Возьмите, профессор, тетрадь и на досуге просмотрите. Вам это пригодится. Может, статью напишите. Расскажите о Жилине, Порядине, Чубенко. Ну, кто знает о китобоях? Живем мы и работаем далеко от промышленных центров. О нас почти не пишут. А если уж и напишут, то с точки зрения романтики. А какая тут романтика? Пускай бы те, кто о нас пишет, побыли денек на разделочной палубе «Аяна», постояли бы по колено в крови или походили по скользкой от ворвани палубе. Понюхали бы да послушали, как при боковом разрезе туши кита раздается грохот, словно при выстреле из пушки, посмотрели, как из места разрыва начинает бить огромный фонтан крови, как при этом взлетают вверх обрывки внутренностей весом по нескольку пудов. Вот она какая романтика бывает, профессор!
Кирибеев увлекся своей речью, раскраснелся.
— Но, — продолжал он, — все это чепуха, не в романтике дело. Нужно думать о главном. Я считаю, профессор, что не более как через три, максимум пять лет мы с вами будем свидетелями небывалого расцвета советского китобойного промысла.
Иностранцы сейчас посмеиваются над нами. Да, наша флотилия мала. Много ли нас? Три китобойца и одна китоматка. Мало! Но рано смеются господа. Мировой нормой на одного гарпунера считается шестьдесят китов за промысел. А мы уже взяли на каждую пушку по ста пятидесяти! Да с кем? С наемными гарпунерами, которые не очень–то стараются.
Возьмите хотя бы нашего Кнудсена… Как он работал? А человек он в общем–то неплохой. Но не понимал ни наших задач, ни нашей цели.
На «Тайфуне», профессор, теперь порядок. Нужно и на «Вихре» и на «Гарпуне» взять пушки в свои руки. Пора! Я думаю, что правительство, когда оно приглашало иностранных китобоев, имело в виду как можно скорее создать свои кадры. А у нас кое–кто не понимает этого. А теперь, когда случилась с нами беда, я представляю, как злорадствуют эти людишки! Но ничего. Мы, профессор, не только здесь наладим дело, но придем и в Антарктику, в море Фаддея Беллинсгаузена. Мы еще посоревнуемся и с флотингом «Сэр Джемс Кларк Росс», и с китобойной базой «Ларсен», и с «Пелагосом», и с «Торсхаммером»… Вот в чем гвоздь, профессор! Во имя этого будущего я, как мне ни было тяжело, и уехал из Ленинграда…
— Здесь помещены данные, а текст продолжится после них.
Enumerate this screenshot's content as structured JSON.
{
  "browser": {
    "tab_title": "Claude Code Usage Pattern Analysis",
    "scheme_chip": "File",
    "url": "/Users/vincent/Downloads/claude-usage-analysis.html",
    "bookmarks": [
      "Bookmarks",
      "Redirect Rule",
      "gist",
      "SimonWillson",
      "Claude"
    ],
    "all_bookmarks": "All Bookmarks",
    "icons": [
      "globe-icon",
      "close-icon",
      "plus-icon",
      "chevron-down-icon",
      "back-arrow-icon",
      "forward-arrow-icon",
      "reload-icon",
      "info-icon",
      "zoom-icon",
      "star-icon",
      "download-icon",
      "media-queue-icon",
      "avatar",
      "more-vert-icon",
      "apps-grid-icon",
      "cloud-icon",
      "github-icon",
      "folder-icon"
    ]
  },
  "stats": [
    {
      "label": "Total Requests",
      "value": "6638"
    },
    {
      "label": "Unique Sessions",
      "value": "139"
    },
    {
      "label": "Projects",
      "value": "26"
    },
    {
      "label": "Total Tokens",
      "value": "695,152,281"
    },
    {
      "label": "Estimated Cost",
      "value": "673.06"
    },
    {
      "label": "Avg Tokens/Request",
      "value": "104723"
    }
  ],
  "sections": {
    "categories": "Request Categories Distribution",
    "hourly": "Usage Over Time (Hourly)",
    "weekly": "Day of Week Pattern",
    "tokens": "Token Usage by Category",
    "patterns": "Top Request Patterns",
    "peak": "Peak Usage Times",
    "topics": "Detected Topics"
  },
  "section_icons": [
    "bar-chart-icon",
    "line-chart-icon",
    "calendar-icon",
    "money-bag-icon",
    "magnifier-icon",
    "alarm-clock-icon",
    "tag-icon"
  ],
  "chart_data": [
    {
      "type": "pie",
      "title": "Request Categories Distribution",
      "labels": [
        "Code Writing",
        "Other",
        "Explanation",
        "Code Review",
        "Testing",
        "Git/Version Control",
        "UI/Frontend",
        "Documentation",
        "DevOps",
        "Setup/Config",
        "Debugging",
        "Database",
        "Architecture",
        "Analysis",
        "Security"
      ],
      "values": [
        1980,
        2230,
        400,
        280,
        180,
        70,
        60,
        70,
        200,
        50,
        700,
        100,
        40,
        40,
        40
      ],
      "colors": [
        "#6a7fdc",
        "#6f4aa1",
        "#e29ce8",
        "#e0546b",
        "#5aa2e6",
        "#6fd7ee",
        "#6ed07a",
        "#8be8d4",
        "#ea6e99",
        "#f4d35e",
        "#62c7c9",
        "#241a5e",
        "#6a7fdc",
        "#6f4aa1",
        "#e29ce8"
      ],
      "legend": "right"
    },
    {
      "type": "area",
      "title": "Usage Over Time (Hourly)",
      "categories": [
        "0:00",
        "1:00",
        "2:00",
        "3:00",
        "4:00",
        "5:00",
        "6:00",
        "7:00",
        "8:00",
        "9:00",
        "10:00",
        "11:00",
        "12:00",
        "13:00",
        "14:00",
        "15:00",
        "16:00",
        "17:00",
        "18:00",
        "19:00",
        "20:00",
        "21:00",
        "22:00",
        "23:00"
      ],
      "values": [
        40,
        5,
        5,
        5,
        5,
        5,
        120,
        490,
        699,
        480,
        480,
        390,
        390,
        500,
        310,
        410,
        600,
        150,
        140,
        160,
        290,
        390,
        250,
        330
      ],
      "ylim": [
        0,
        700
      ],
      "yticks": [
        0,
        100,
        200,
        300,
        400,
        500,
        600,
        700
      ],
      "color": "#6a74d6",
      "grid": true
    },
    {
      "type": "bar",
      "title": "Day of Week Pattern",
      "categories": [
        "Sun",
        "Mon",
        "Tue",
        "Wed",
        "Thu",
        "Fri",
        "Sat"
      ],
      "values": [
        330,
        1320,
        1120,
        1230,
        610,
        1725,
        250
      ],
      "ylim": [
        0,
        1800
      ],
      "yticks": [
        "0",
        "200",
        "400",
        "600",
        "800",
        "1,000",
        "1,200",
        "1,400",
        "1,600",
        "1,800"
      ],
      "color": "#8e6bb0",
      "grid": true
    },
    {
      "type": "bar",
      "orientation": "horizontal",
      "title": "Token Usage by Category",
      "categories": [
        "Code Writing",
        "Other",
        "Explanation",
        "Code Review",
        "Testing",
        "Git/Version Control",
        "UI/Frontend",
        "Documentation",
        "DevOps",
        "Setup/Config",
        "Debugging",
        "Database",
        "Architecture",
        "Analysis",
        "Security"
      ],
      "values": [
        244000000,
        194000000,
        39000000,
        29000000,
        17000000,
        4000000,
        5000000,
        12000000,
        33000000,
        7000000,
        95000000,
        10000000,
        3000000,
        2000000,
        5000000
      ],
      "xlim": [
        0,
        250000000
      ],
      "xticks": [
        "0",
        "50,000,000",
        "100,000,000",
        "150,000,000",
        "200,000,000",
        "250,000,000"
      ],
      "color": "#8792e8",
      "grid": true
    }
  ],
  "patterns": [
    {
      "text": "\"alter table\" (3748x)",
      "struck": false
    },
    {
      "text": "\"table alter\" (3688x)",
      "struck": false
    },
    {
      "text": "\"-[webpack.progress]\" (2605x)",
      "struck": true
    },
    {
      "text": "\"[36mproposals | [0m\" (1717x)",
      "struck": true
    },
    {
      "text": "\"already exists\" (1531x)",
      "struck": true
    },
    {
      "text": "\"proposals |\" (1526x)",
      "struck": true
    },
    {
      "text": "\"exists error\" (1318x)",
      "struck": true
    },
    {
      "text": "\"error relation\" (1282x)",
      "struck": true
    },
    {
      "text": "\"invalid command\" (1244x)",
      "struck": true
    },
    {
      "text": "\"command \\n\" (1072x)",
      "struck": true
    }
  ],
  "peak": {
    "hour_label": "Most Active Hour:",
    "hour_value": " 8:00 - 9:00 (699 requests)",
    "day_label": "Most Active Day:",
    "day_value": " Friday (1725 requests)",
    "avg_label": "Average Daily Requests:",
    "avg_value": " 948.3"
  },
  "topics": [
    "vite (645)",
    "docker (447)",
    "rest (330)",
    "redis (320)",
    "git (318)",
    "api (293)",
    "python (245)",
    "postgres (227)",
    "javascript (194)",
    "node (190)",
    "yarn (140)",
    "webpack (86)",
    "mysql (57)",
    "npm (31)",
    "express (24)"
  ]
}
Мы еще повоюем и с собственными «иностранцами» вроде профессора Мантуллина, и с теми, кто будет мешать нам… Понимаете, профессор?
Однако я опять отклонился в сторону, как стрелка компаса на массу металла. Волнуют меня все эти проблемы, профессор…
Не будь всего этого, я, может быть, и остался бы в Ленинграде: ходил бы на Васильевский остров и учил хлопчиков навигации. Да нет, что я говорю! Не мог, не мог я остаться. «Одной рукой два арбуза не схватишь…»
37Капитан Кирибеев на минуту умолк и посмотрел в открытый иллюминатор. Потом взял спички со стола, закурил и продолжал:
— Как я сказал вам, мой отъезд задержался из–за болезни Ларисы. Если бы я уехал до болезни, и ей и мне было бы легче и лучше. А болезнь все обострила.
Два месяца я не отходил от ее постели. Профессора, врачи, лекарства, телефонные звонки, цветы, слезы, истерики — словом, тысяча и одна ночь!
Со мной она держалась то раздраженно, то была безмерно ласкова и нежна. Говорила:
— Вот выздоровею, и заживем с тобой по–новому, ты будешь капитаном, а я…
Но мысль свою она никогда не заканчивала, вдруг на полпути обрывала ее, задумывалась и потом говорила:
— Правда, Степа, я гадкая?
И, не дождавшись ответа на этот вопрос, задавала другой:
— А ты меня любишь? Очень?
Я кивал и нежно гладил ее по голове.